In the past two decades mortgage brokers, rather than conventional banks, have provided almost 50% of all residential mortgage lending. Nevertheless, brokers are not regulated the way banks are, and in some states they are not even required to be licensed. In general, they are less well trained and less experienced than bankers.

Moreover, they are brokers. In other words, they do not have to eat their own cooking. They take a fee for brokering a loan, which is passed to the lender, and that's the end of the relationship. In this way, they are insulated from issues that might arise later because of judgment errors in controls and underwriting. In banking, such problems with "safety and soundness" can result in enormous fines, more stringent capital requirements, and revocation of licenses.

Better regulation might well add to the cost of mortgages, but it would have limited the subprime growth.

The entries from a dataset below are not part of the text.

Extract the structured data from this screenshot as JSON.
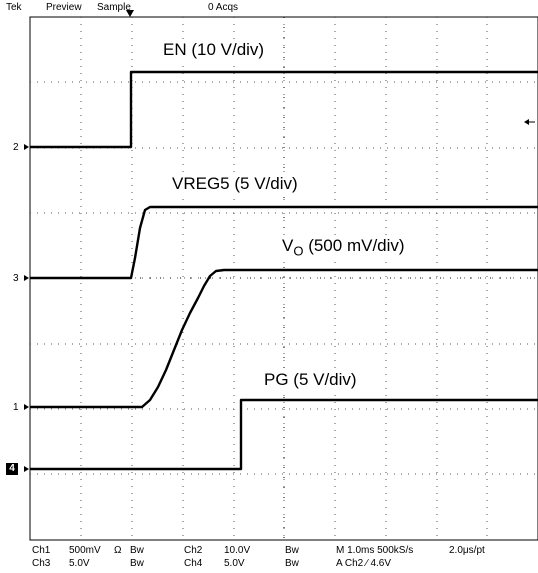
{
  "header": {
    "brand": "Tek",
    "mode": "Preview",
    "acq_mode": "Sample",
    "acqs": "0 Acqs"
  },
  "channels": {
    "en_label": "EN (10 V/div)",
    "vreg5_label": "VREG5 (5 V/div)",
    "vo_label_main": "V",
    "vo_label_sub": "O",
    "vo_label_rest": " (500 mV/div)",
    "pg_label": "PG (5 V/div)"
  },
  "markers": {
    "ch2": "2",
    "ch3": "3",
    "ch1": "1",
    "ch4": "4"
  },
  "footer": {
    "r1": {
      "ch1": "Ch1",
      "ch1_scale": "500mV",
      "ch1_imp": "Ω",
      "ch1_bw": "Bw",
      "ch2": "Ch2",
      "ch2_scale": "10.0V",
      "ch2_bw": "Bw",
      "timebase": "M 1.0ms 500kS/s",
      "resolution": "2.0μs/pt"
    },
    "r2": {
      "ch3": "Ch3",
      "ch3_scale": "5.0V",
      "ch3_bw": "Bw",
      "ch4": "Ch4",
      "ch4_scale": "5.0V",
      "ch4_bw": "Bw",
      "trigger": "A Ch2 ∕ 4.6V"
    }
  }
}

Moreover, the Fed's proposal gets right to the heart of numerous unethical practices that helped create the subprime debacle. These include approving loans without verifying income, disguising broker fees, and using misleading advertising. Can any ethical mortgage lender, banker or broker, oppose the elimination of such practices?

The idea that we should regulate banks that make mortgages but should not regulate mortgage brokers makes no sense. It is tantamount to gun control for half the populace — the half that is least likely to abuse the privilege of ownership.

Economic aid and interest rate cuts may help this time around, but they are not solutions.

Some legitimate borrowers may feel the pain of higher costs as a result of effective regulation of the entire mortgage industry. That may be the price of avoiding another subprime crisis.